The present invention relates to a stator vane arrangement for rotating machinery in which stator vanes are arranged axially adjacent to rotor vanes.
In rotating machinery such as a gas turbine engine, stator vanes defining a plurality of nozzles are often arranged axially adjacent to rotor vanes. In such an arrangement, it is customary to select the solidity of each stator vane (axial dimension of the stator vane/circumferential gap between adjacent stator vanes) to be greater than a certain value so as to control the pressure loss by the stator vanes. It is typically accomplished by increasing the number of stator vanes so as to reduce the circumferential gap between adjacent vanes and reduce the axial dimension of each vane or increase the aspect ratio thereof (height of the trailing edge (h)/axial length at the hub (C)). A high aspect ratio means a slender stator vane.
However, increasing the number of stator vanes means an increase in the frequency of the oscillatory force that is produced by the stator vanes as the rotor vanes pass by the stator vanes in close proximity. To avoid a resonant vibration of the rotor vanes, it is necessary that the resonant frequency (xcfx89) of each rotor vane is adequately higher than the frequency (nN/60) of the external force produced by the stator vanes in relation with the rotor vanes.
Therefore, it is typically necessary to limit the number of stator vanes to avoid a resonant condition for being produced in the rotor vanes in a normal range of the rotational speed of the engine. Reducing the number of stator vanes necessarily requires the aspect ratio of each stator vane to be reduced. It is illustrated in FIG. 7. If the aspect ratio is 1 as indicated by the dotted line, the resonant condition is produced below the operating speed range (first mode) and within the operating speed range (second mode). On the other hand, if the aspect ratio is reduced to 0.32, the resonant condition is not produced as long as the engine rotation speed is within the operating range or lower. However, conventionally, reducing the aspect ratio causes a significant increase in the pressure loss by the stator vanes, and this necessitated a certain compromise in gas turbine engines.
In view of such problems of the prior art, a primary object of the present invention is to provide a stator vane arrangement for rotating machinery which allows the aspect ratio of each stator vane to be reduced so as to reduce the number of stator vanes without incurring an undesired pressure loss.
A second object of the present invention is to provide a stator vane arrangement for rotating machinery which allows the pressure loss by the stator vanes to be controlled.
A third object of the present invention is to provide a stator vane arrangement for rotating machinery which allows the resonant condition of the rotor vanes to be controlled by appropriately selecting the configuration of the stator vanes located immediately upstream of the rotor vanes.
A fourth object of the present invention is to provide a stator vane arrangement for rotating machinery which can provide a high performance while simplifying the fabrication process for the stator vanes.
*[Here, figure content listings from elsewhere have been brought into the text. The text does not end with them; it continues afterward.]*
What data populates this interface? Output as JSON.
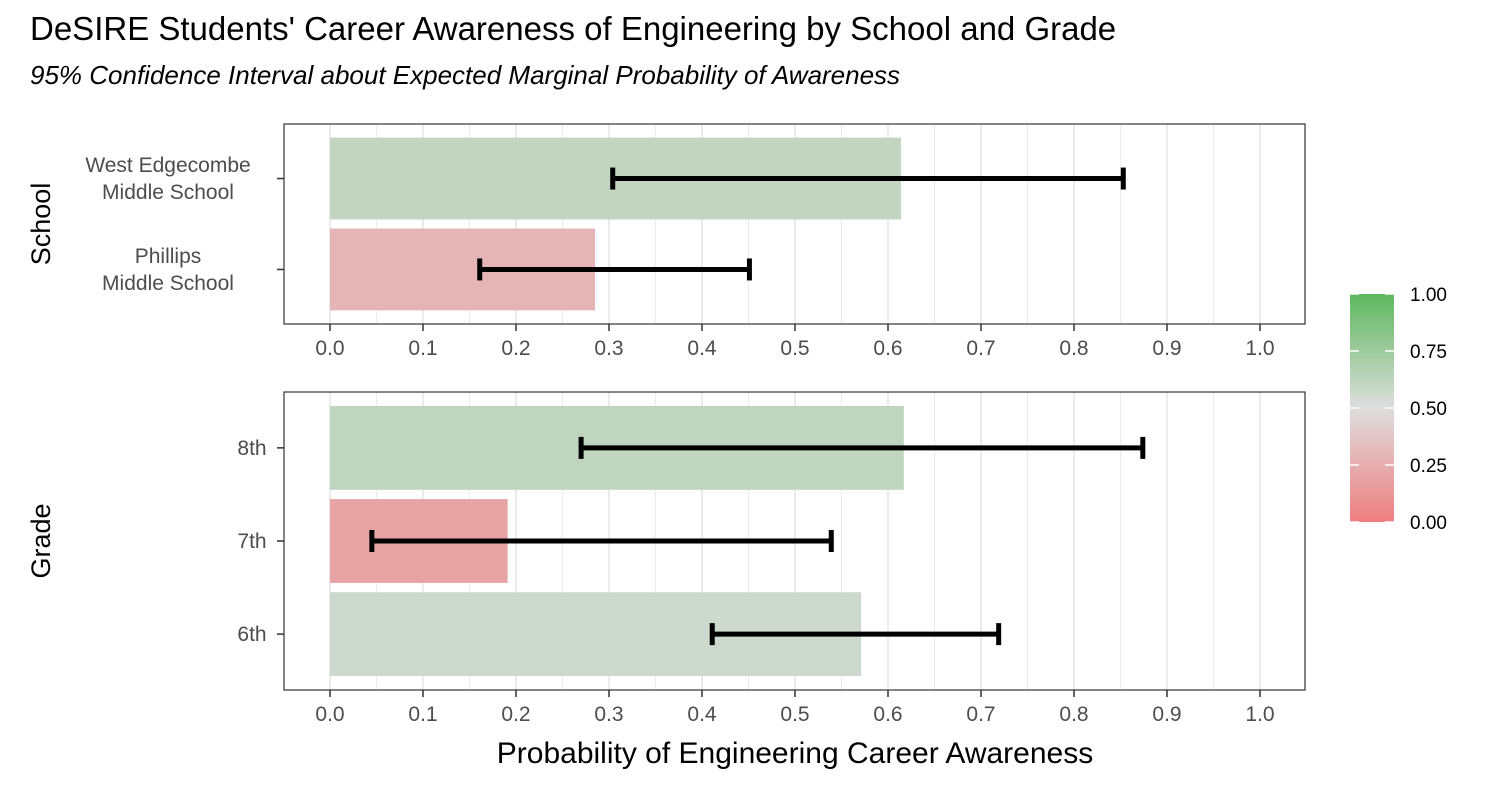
{
  "title": "DeSIRE Students' Career Awareness of Engineering by School and Grade",
  "subtitle": "95% Confidence Interval about Expected Marginal Probability of Awareness",
  "chart_data": [
    {
      "type": "bar",
      "orientation": "horizontal",
      "facet": "School",
      "categories": [
        "West Edgecombe\nMiddle School",
        "Phillips\nMiddle School"
      ],
      "values": [
        0.614,
        0.285
      ],
      "ci_lower": [
        0.304,
        0.161
      ],
      "ci_upper": [
        0.853,
        0.451
      ],
      "xlim": [
        0,
        1
      ],
      "x_ticks": [
        "0.0",
        "0.1",
        "0.2",
        "0.3",
        "0.4",
        "0.5",
        "0.6",
        "0.7",
        "0.8",
        "0.9",
        "1.0"
      ],
      "grid": true
    },
    {
      "type": "bar",
      "orientation": "horizontal",
      "facet": "Grade",
      "categories": [
        "8th",
        "7th",
        "6th"
      ],
      "values": [
        0.617,
        0.191,
        0.571
      ],
      "ci_lower": [
        0.27,
        0.045,
        0.411
      ],
      "ci_upper": [
        0.874,
        0.539,
        0.719
      ],
      "xlim": [
        0,
        1
      ],
      "x_ticks": [
        "0.0",
        "0.1",
        "0.2",
        "0.3",
        "0.4",
        "0.5",
        "0.6",
        "0.7",
        "0.8",
        "0.9",
        "1.0"
      ],
      "grid": true,
      "xlabel": "Probability of Engineering Career Awareness"
    }
  ],
  "legend": {
    "placement": "right",
    "ticks": [
      "1.00",
      "0.75",
      "0.50",
      "0.25",
      "0.00"
    ],
    "colors": {
      "low": "#EE7E80",
      "mid": "#DEDEDE",
      "high": "#5DB85D"
    }
  }
}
A fifth object of the present invention is to provide a stator vane arrangement for rotating machinery which can provide a high performance while controlling the stress in the stator vanes.
According to the present invention, such objects can be accomplished by providing a stator vane arrangement including a plurality of stator vanes axially opposing a plurality of rotor vanes in rotating machinery, wherein: an aspect ratio of each stator vane as given as a ratio of a height of a trailing edge thereof to an axial length of a hub end thereof is 0.5 or less, and a tilt angle of a back surface of the stator vane at a trailing edge thereof with respect to a radial line is between 7 degrees and 42 degrees. The aspect ratio is more preferably approximately 3.0 for an optimum result.
Thus, by leaning or tilting each stator vane with respect to a radial line, the load acting on the hub end of each stator vane is reduced and a secondary flow is minimized. This contributes to the reduction in the pressure loss.
Preferably, a ratio of a distance between a trailing edge of each stator vane and a leading edge of the corresponding rotor vane to an axial length of the stator vane measured along a hub end of the vanes is 0.25 or smaller. By thus reducing the distance between a trailing edge of each stator vane and a leading edge of the corresponding rotor vane, the vortices that are produced immediately downstream of each stator vane are forwarded to the rotor vanes before they grow to any significant extent. This additionally contributes to the reduction in the pressure loss.